Despite Shooting, Bishop May Be Due Royalties From University
HUNTSVILLE, Ala. — The woman who admitted shooting six coworkers at the University of Alabama in Huntsville could receive royalties from the university for an invention that’s expected to start generating revenue soon.
Amy Bishop and her husband, Jim Anderson, invented a cell incubator that has been developed for sale by InQ Biosciences of Huntsville. UAH owns the patent, but Bishop and Anderson are in line for part of the royalties.
UAH spokesman Ray Garner told The Huntsville Times that it’s too soon to know if the university will be writing checks to Bishop and Anderson because they are being sued by some of the victims and their families.
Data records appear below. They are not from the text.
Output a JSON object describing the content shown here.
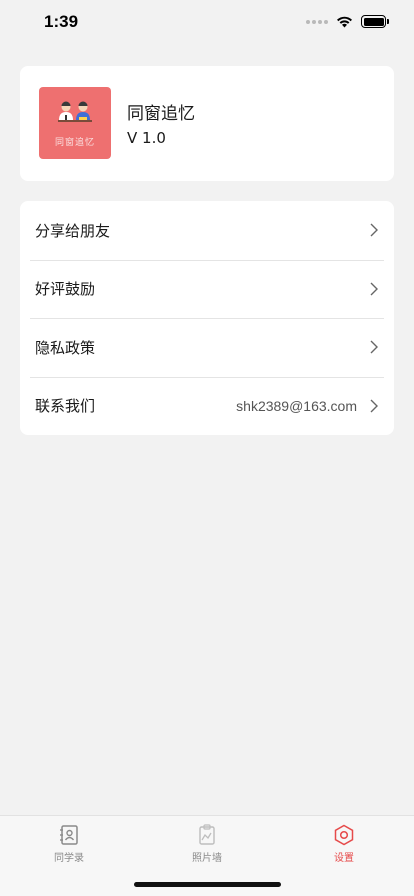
{
  "status_bar": {
    "time": "1:39"
  },
  "app": {
    "name": "同窗追忆",
    "version": "V 1.0",
    "logo_caption": "同窗追忆"
  },
  "menu": {
    "items": [
      {
        "label": "分享给朋友",
        "value": ""
      },
      {
        "label": "好评鼓励",
        "value": ""
      },
      {
        "label": "隐私政策",
        "value": ""
      },
      {
        "label": "联系我们",
        "value": "shk2389@163.com"
      }
    ]
  },
  "tabs": [
    {
      "label": "同学录",
      "icon": "contacts-book-icon",
      "active": false
    },
    {
      "label": "照片墙",
      "icon": "photo-icon",
      "active": false
    },
    {
      "label": "设置",
      "icon": "settings-hexagon-icon",
      "active": true
    }
  ],
  "colors": {
    "accent": "#e64a4a",
    "logo_bg": "#ee7070",
    "background": "#f2f2f2"
  }
}
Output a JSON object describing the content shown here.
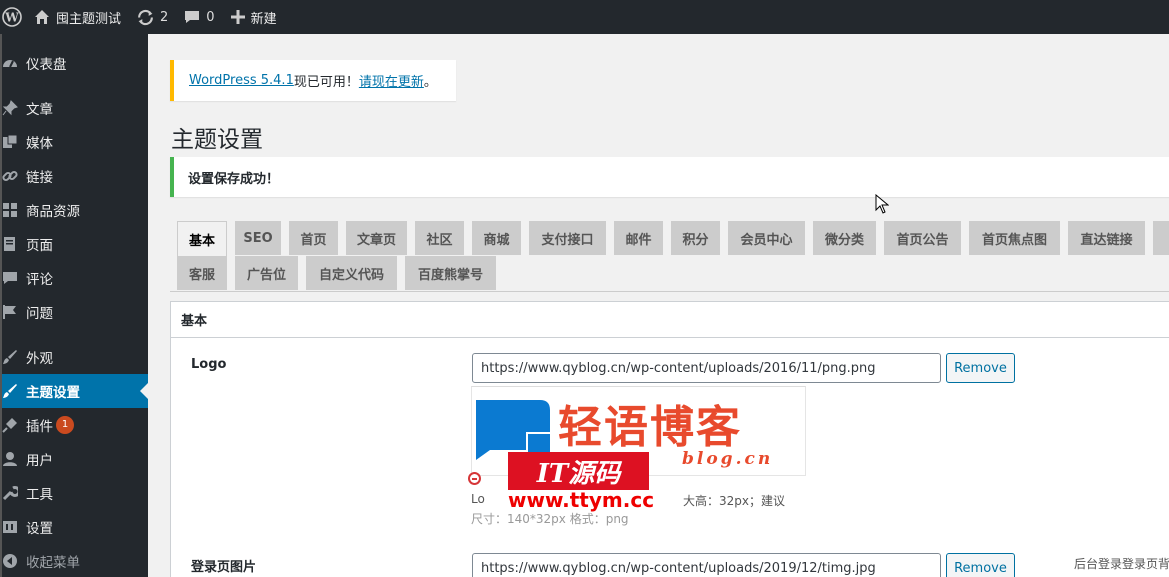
{
  "adminbar": {
    "site_name": "囤主题测试",
    "updates_count": "2",
    "comments_count": "0",
    "new_label": "新建"
  },
  "sidebar": {
    "items": [
      {
        "label": "仪表盘",
        "icon": "dashboard-icon"
      },
      {
        "label": "文章",
        "icon": "pin-icon"
      },
      {
        "label": "媒体",
        "icon": "media-icon"
      },
      {
        "label": "链接",
        "icon": "link-icon"
      },
      {
        "label": "商品资源",
        "icon": "grid-icon"
      },
      {
        "label": "页面",
        "icon": "page-icon"
      },
      {
        "label": "评论",
        "icon": "comment-icon"
      },
      {
        "label": "问题",
        "icon": "flag-icon"
      },
      {
        "label": "外观",
        "icon": "brush-icon"
      },
      {
        "label": "主题设置",
        "icon": "settings-brush-icon"
      },
      {
        "label": "插件",
        "icon": "plugin-icon",
        "badge": "1"
      },
      {
        "label": "用户",
        "icon": "user-icon"
      },
      {
        "label": "工具",
        "icon": "wrench-icon"
      },
      {
        "label": "设置",
        "icon": "settings-icon"
      },
      {
        "label": "收起菜单",
        "icon": "collapse-icon"
      }
    ]
  },
  "update_nag": {
    "link1": "WordPress 5.4.1",
    "text": "现已可用！",
    "link2": "请现在更新",
    "end": "。"
  },
  "page_title": "主题设置",
  "success_notice": "设置保存成功！",
  "tabs": {
    "row1": [
      "基本",
      "SEO",
      "首页",
      "文章页",
      "社区",
      "商城",
      "支付接口",
      "邮件",
      "积分",
      "会员中心",
      "微分类",
      "首页公告",
      "首页焦点图",
      "直达链接"
    ],
    "row2": [
      "客服",
      "广告位",
      "自定义代码",
      "百度熊掌号"
    ],
    "active": "基本"
  },
  "panel": {
    "title": "基本",
    "logo": {
      "label": "Logo",
      "value": "https://www.qyblog.cn/wp-content/uploads/2016/11/png.png",
      "remove": "Remove",
      "preview_title": "轻语博客",
      "preview_sub": "blog.cn",
      "desc_line1_start": "Lo",
      "desc_line1_end": "大高：32px；建议",
      "desc_line2": "尺寸：140*32px 格式：png"
    },
    "login_image": {
      "label": "登录页图片",
      "value": "https://www.qyblog.cn/wp-content/uploads/2019/12/timg.jpg",
      "remove": "Remove",
      "note": "后台登录登录页背"
    }
  },
  "watermark": {
    "brand": "IT源码",
    "url": "www.ttym.cc"
  },
  "colors": {
    "admin_dark": "#23282d",
    "accent_blue": "#0073aa",
    "success_green": "#46b450",
    "warning_yellow": "#ffb900",
    "logo_orange": "#e84a2d",
    "logo_blue": "#0b7ad1"
  }
}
Attorneys said that if the victims win those suits, they could go after any assets the couple has, including income from the invention.
Dick Reeves, an InQ Biosciences director and its former chairman, said the first cell incubator will be delivered to a paying customer next month. It is expected to retail at about $50,000 per unit, he said. Bishop and her husband developed the unit while she was working at UAH. UAH gave InQ the opportunity to develop the product, but the terms of the agreement have not been disclosed.
The university’s standard patent agreement provides for inventors to get 70 percent of the first $50,000 and 40 percent thereafter, the newspaper reported.
Reeves said Anderson does not have a role in the product’s development by the company.
Bishop, 47, pulled a gun from her purse and opened fire at a faculty meeting on Feb. 12, 2010. Three people were killed and three were wound.
Bishop pleaded guilty Sept. 11 to one count of capital murder involving two or more people and three counts of attempted murder. Prosecutors agreed to recommend a sentence of life without parole for the capital charge, and three life sentences for the attempted murder charges. Sentencing will follow a brief trial on Sept. 24 before Madison County Circuit Judge Alan Mann.
Bishop is also charged with killing her brother in Massachusetts in 1986. The shooting of 18-year-old Seth Bishop had been ruled an accident after Amy Bishop told police she shot him in the family’s Braintree home as she was trying to unload her father’s gun. The Alabama slayings led to a new investigation and charges.